E Tonino amici in Tunisia non ne ha,ehhehhehh!Finalmente grazie alla caparbia ostinazione dei Socialisti forse si riuscirà a fare chiarezza su uno dei tanti “misteri” d’Itala, e magari a collegarli tra loro.Col fiato sul collo del molisano,e si vedrà…
Il grande Bettino CRAXI,affermava:
chi troppe trappole mette prima o poi resta intrappolato.Per il momento si nota un Di Pietro agitato,che balbetta e farfuglia confusamente.Noi vecchi socialisti attenderemo con fiducia l’evolversi della intricata vicenda.
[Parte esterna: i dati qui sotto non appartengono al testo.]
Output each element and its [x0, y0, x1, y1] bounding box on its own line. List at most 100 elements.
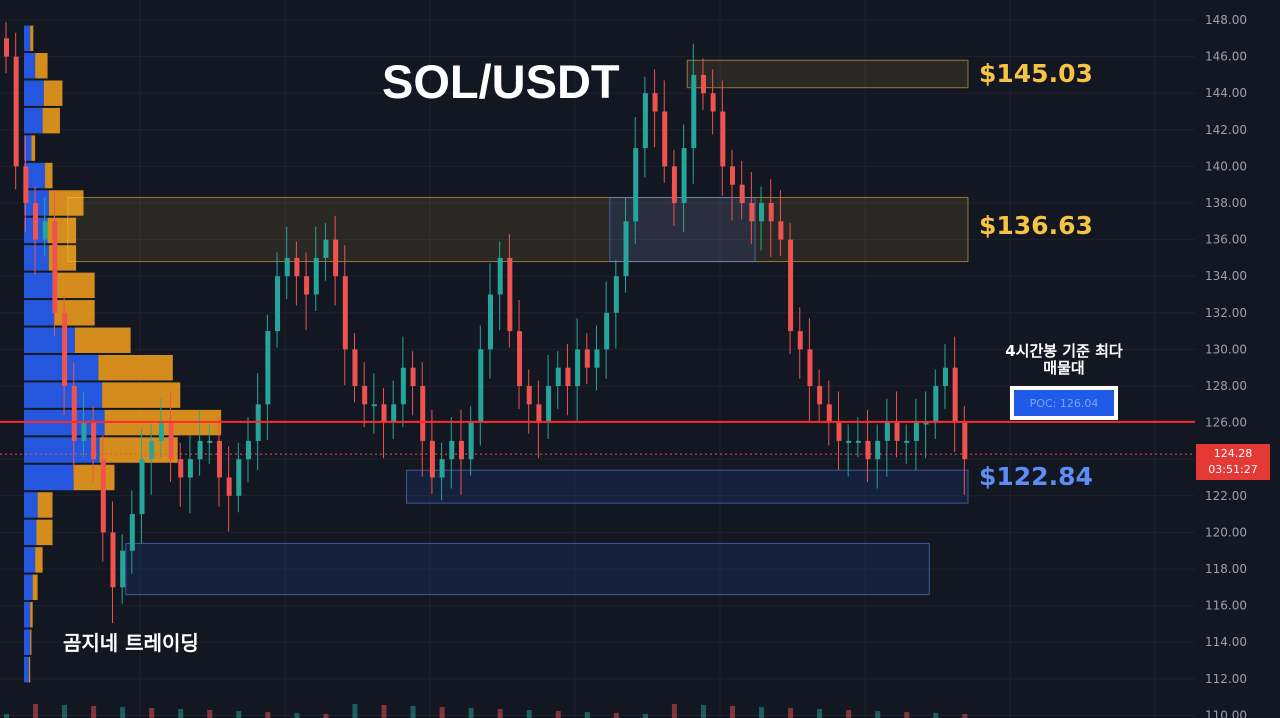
candle-body	[110, 532, 116, 588]
vp-buy-bar	[24, 25, 31, 52]
volume-bar	[33, 704, 39, 718]
vp-sell-bar	[47, 217, 77, 244]
candle-body	[749, 203, 755, 222]
y-tick-label: 110.00	[1205, 708, 1247, 718]
reference-lines	[0, 420, 1195, 455]
candle-body	[313, 257, 319, 295]
candle-body	[62, 312, 68, 386]
vp-sell-bar	[31, 135, 36, 161]
candle-body	[884, 422, 890, 441]
candle-body	[613, 276, 619, 313]
vp-sell-bar	[32, 574, 38, 601]
chart-title: SOL/USDT	[382, 55, 620, 108]
candle-body	[768, 203, 774, 222]
candle-body	[913, 422, 919, 441]
volume-bar	[91, 706, 97, 718]
y-tick-label: 128.00	[1205, 379, 1247, 393]
zone-box	[686, 59, 969, 89]
candle-body	[33, 203, 39, 240]
zone-box	[67, 197, 969, 263]
volume-bar	[700, 705, 706, 718]
candle-body	[691, 74, 697, 149]
volume-bar	[875, 711, 881, 718]
volume-bar	[323, 714, 329, 718]
volume-bar	[149, 708, 155, 718]
candle-body	[933, 386, 939, 423]
candle-body	[894, 422, 900, 441]
candle-body	[565, 367, 571, 386]
candle-body	[275, 276, 281, 332]
candle-body	[817, 386, 823, 405]
candle-body	[226, 477, 232, 496]
candle-body	[875, 440, 881, 460]
price-axis: 148.00 146.00 144.00 142.00 140.00 138.00 136.…	[1205, 13, 1247, 718]
candle-body	[100, 459, 106, 533]
vp-buy-bar	[24, 327, 75, 353]
volume-bar	[207, 710, 213, 718]
vp-sell-bar	[42, 107, 60, 134]
vp-sell-bar	[55, 272, 95, 299]
y-tick-label: 120.00	[1205, 525, 1247, 539]
candle-body	[710, 93, 716, 112]
y-tick-label: 134.00	[1205, 269, 1247, 283]
candle-body	[846, 440, 852, 443]
level-label-136: $136.63	[979, 211, 1093, 240]
candle-body	[662, 111, 668, 167]
level-label-122: $122.84	[979, 462, 1093, 491]
candle-body	[13, 56, 19, 167]
candle-body	[439, 459, 445, 478]
y-tick-label: 130.00	[1205, 342, 1247, 356]
vp-buy-bar	[24, 602, 31, 628]
vp-sell-bar	[28, 656, 31, 683]
vp-sell-bar	[30, 602, 33, 628]
candle-body	[517, 331, 523, 386]
candle-body	[623, 221, 629, 277]
candle-body	[904, 440, 910, 443]
y-tick-label: 144.00	[1205, 86, 1247, 100]
y-tick-label: 136.00	[1205, 233, 1247, 247]
vp-buy-bar	[24, 53, 36, 79]
candle-body	[197, 440, 203, 460]
current-price: 124.28	[1213, 447, 1253, 461]
level-label-145: $145.03	[979, 59, 1093, 88]
volume-bar	[352, 704, 358, 718]
candle-body	[265, 331, 271, 405]
volume-bar	[788, 708, 794, 718]
candle-body	[158, 422, 164, 441]
vp-buy-bar	[24, 437, 100, 463]
candle-body	[342, 276, 348, 350]
candle-body	[497, 257, 503, 295]
volume-bars	[4, 704, 968, 718]
candle-body	[478, 349, 484, 423]
candle-body	[284, 257, 290, 277]
candle-body	[594, 349, 600, 368]
vp-buy-bar	[24, 574, 33, 601]
volume-bar	[120, 707, 126, 718]
vp-buy-bar	[24, 80, 44, 106]
vp-buy-bar	[24, 107, 43, 134]
candle-body	[807, 349, 813, 386]
candle-body	[323, 239, 329, 258]
current-price-tag: 124.28 03:51:27	[1196, 444, 1270, 481]
y-tick-label: 146.00	[1205, 50, 1247, 64]
volume-bar	[584, 712, 590, 718]
candle-countdown: 03:51:27	[1208, 463, 1258, 477]
candle-body	[952, 367, 958, 423]
vp-buy-bar	[24, 464, 74, 491]
vp-sell-bar	[99, 437, 178, 463]
candle-body	[759, 203, 765, 222]
candle-body	[23, 166, 29, 203]
candle-body	[333, 239, 339, 277]
candle-body	[120, 550, 126, 588]
candle-body	[458, 440, 464, 460]
volume-bar	[178, 709, 184, 718]
candle-body	[371, 404, 377, 407]
volume-bar	[759, 707, 765, 718]
zone-box	[609, 197, 756, 263]
candle-body	[246, 440, 251, 460]
candle-body	[42, 221, 48, 240]
candle-body	[236, 459, 242, 496]
candle-body	[633, 148, 639, 222]
vp-sell-bar	[30, 629, 32, 655]
candle-body	[575, 349, 581, 386]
Se commissione d’inchiesta dovrà esserci, che sia, ma fatta da un Parlamento di eletti. Oggi sarebbe uno schiaffo ulteriore alle vittime del meschino golpe. Senza fretta compagni, la verità non potrà essere nascosta in eterno. Per il resto concordo con Gabriele, con Di Pietro, mi da fastidio respirare la stessa aria, mi sento impossibilitato a condividere una coalizione.
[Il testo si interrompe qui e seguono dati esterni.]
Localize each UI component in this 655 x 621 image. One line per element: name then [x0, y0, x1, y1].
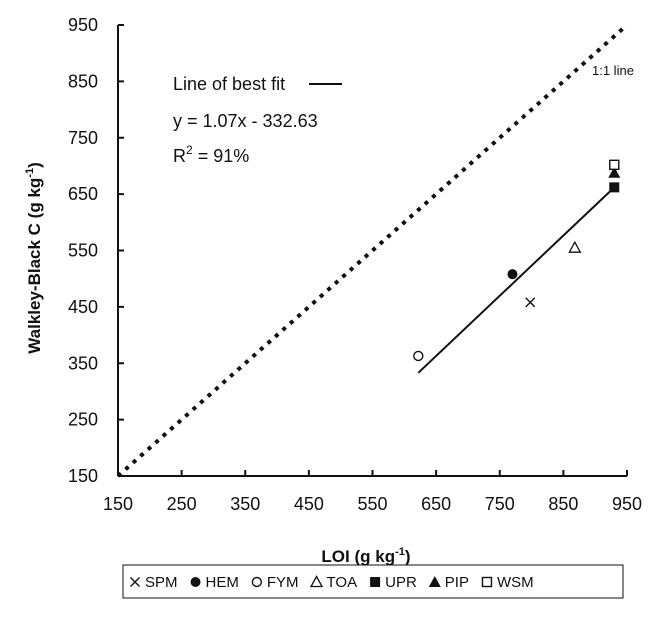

Sarebbe bene mobilitarci per chiedere una Commissione parlamentare di inchiesta. E’ vero che non siamo presenti in Parlamento però ci darebbe visibilità. Che i socialisti vogliano vederci chiaro è già una notizia
che di pietro sia stato e sia ancora un killer che lavora per conto terzi è cosa ovvia.
il tema è capire chi siano e siano stati questi terzi.
chi ci ha guadagnato veramente con “mani pulite”?
a ben vedere, lo spettacolo che stanno dando i cari cuginetti dell’ex pci, non fa pensare a loro come possibili mandanti
il padronato, quello delle grandi imprese sembra essere quello che ha tratto maggiori vantaggi da tutta l’operazione; è quello che ha dato le migliori dritte ed è quello che ha subito appoggiato il progetto berlusconi.
comunque, è piacevole vedere dipietro e i suoi scagnozzi (travaglio e compari) che sbraitano contro i complotti che vengono orditi ai loro danni!
era ora che costoro, moralisti a part time, venissero scaricati!
ed è altrettanto divertente vedere come si agita il patetico bersani.